5. Because it is so efficient, it can generate power until the end of time (until the Sun goes super nova) using resources we’ve already identified at very low price (comparable to coal), independent of the cost of uranium.
6. Recycles the radioactive actinides in the reactor. The minimal amount of waste that is left over is safe (natural levels) after only 500 years (this is several orders of magnitude less time than for conventional LWR reactors). A 1GWe reactor will produce about 1 ton of waste (fission products) per year which is two milk crates if compacted. By contrast, a coal plant of the same electrical output produces 150,000 times as much waste by weight as well as 9 million metric tons per year of CO2.
7. Public overwhelmingly in favor when facts are explained (audience shifted from 25% pro nuclear to 75% after the Pandora’s Promise film at Sundance which is a predominately anti-nuclear audience).
8. Can be built very quickly… most of the nuclear reactors in the US (which provide 20% of our power) were built over a 10 year period decades ago. Imagine what a focused sustained effort (not subject to constantly changing politics) could accomplish today.

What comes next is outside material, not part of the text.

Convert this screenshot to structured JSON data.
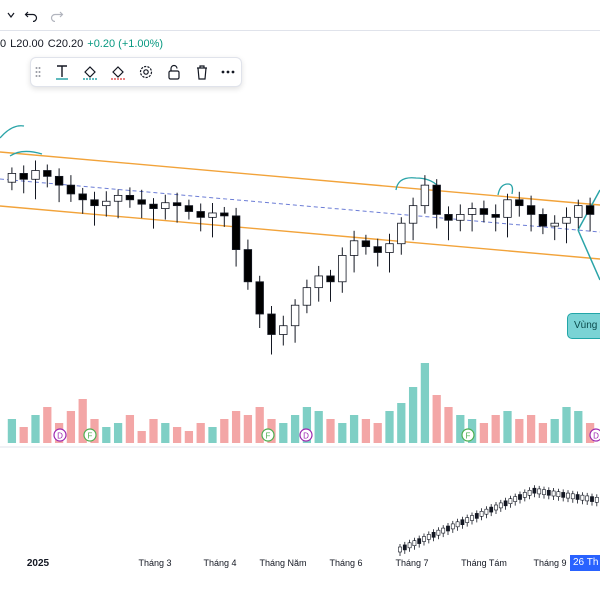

9. Doesn’t increase proliferation risk because it never separates out pure plutonium from other actinides which makes the fuel very unattractive for building bombs. There are well known and easier ways to make a bomb than to use material from a fast reactor. Fast reactors arguably make us safer because they allow us to get rid of the fissile material in decommissioned nuclear bombs.
10. In 2001, as part of the Generation IV roadmap, the DOE tasked a 242 person team of scientists from DOE, UC Berkeley, MIT, Stanford, ANL, LLNL, Toshiba, Westinghouse, Duke, EPRI, and other institutions to evaluate 19 of the best reactor designs on 27 different criteria. The IFR ranked #1 in their study which was released April 9, 2002
11. Invented and built Designed by the top nuclear scientists of the US Government at Argonne
12. Existing nuclear waste (bombs, DU, and other actinide waste products) can power the US for 1,000 years without any new additional mining of uranium.
13. Using fast reactors, there is more energy in the trace uranium in the coal than we get from burning the coal. Extracting uranium from coal ash is on the verge of being economically competitive.
This information was reviewed for accuracy by Dr. Yoon Chang.